The two-dimensional assessment methods of nodule attenuation and enhancement patterns are simple and practical; the problem is that the attenuation is strongly affected by the slice selected or the position of the ROI in the lesion, even on helical volumetric CT scan images. A computer-aided diagnosis system using contrast-enhanced dynamic helical CT scan data may permit the internal structure of nodules to be evaluated in a three-dimensional manner serially in a given time frame.12

Our study has several limitations. First, because repeated scans were performed on a targeted nodule, a relatively large amount of radiation was delivered to the thorax. In addition, when a nodule is located in the middle lung zone and on the same transaxial plane as the breast, the breast dose would be higher. Therefore, young woman with a pulmonary nodule in the middle lung zone may not be candidates for nodule evaluation.47 Second, pathologic proof was not obtained for all benign nodules. However, follow-up CT scans helped to diagnose benign nodules by showing no growth or a decrease in nodule size. Third, our study may contain a selection bias, because we excluded 159 patients with no histologic diagnosis or follow-up images. In addition, we excluded patients with a nodule containing benign-type calcification.
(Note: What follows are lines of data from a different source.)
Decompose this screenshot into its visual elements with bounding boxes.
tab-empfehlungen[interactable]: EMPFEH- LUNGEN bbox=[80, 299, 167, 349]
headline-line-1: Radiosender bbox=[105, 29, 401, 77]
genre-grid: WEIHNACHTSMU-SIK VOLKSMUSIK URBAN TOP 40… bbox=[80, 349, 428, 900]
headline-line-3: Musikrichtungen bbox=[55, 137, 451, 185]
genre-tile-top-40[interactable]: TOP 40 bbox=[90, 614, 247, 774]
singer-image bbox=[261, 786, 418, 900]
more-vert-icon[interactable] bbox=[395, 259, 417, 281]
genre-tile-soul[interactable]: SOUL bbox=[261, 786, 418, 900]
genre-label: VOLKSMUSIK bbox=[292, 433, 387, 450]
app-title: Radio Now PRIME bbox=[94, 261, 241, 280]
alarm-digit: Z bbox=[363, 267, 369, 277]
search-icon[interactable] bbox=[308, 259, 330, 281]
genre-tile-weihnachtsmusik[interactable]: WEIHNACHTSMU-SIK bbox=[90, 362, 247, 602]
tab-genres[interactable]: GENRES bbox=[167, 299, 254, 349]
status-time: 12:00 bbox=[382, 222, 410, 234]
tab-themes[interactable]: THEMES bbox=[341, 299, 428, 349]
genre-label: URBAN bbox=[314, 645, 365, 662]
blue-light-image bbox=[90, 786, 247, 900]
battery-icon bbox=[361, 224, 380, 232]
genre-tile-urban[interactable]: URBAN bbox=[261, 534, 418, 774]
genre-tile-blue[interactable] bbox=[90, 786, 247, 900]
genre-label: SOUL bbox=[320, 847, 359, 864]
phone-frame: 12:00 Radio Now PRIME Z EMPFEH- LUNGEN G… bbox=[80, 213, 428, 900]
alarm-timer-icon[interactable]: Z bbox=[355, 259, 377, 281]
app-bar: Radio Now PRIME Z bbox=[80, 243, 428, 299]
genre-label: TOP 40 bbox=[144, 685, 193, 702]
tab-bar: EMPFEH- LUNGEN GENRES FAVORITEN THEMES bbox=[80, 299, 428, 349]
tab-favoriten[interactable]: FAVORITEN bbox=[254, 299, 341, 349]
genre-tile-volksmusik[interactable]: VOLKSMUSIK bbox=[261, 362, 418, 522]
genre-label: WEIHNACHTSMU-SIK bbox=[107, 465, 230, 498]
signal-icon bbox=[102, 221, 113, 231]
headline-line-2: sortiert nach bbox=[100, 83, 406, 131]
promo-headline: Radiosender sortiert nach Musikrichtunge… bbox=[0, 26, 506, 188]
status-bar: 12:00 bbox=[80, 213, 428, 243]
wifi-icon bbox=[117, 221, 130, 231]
However, it should be noted that up to 3.3% of nodules with benign-type calcification may turn out to be malignant.13 We also excluded patients with a predominantly ground-glass opacity or an extensively necrotic nodule. Patients with these ground-glass opacities or necrotic nodules were excluded because the nodules did not have a sufficient solid component where attenuation changes were measurable during the dynamic study. Our exclusion criteria, however, did not include surgical criteria or specific features favoring benign or malignant nodules from CT scan findings. Fourth, we neither attempted to standardize the injection rate or volume of contrast material according to the cardiac output for each patient (eg, SmartPrep; GE Medical Systems14 and saline solution chaser with a double-barrel injector15) nor to standardize the volume of contrast material according to patient weight.

In conclusion, the evaluation of solid or partly solid SPNs by analyzing combined WI values and morphologic features during HDCT scans provides 92% sensitivity and 79% specificity, which are probably equivalent to or slightly better than those obtained by analyses based on WI and WO HU values. This approach of analyzing combined WI values and morphologic features obviates the need for WO scans for nodule characterization, which saves time and reduces radiation exposure to the patient.

Footnotes

Abbreviations: HDCT = helical dynamic CT; HU = Hounsfield unit; ROI = region of interest; SPN = solitary pulmonary nodule; T = time; WI = wash-in; WO = washout

This article was presented as a scientific paper at the 2006 Radiological Society of North America Scientific Assembly.

This work was supported by a Korea Research Foundation grant (No. 2004-E00132) funded by Korean Government (Ministry of Education and Human Resources Development).

The authors have reported to the ACCP that no significant conflicts of interest exist with any companies/organizations whose products or services may be discussed in this article.

Received for publication October 17, 2006. Accepted for publication December 30, 2006.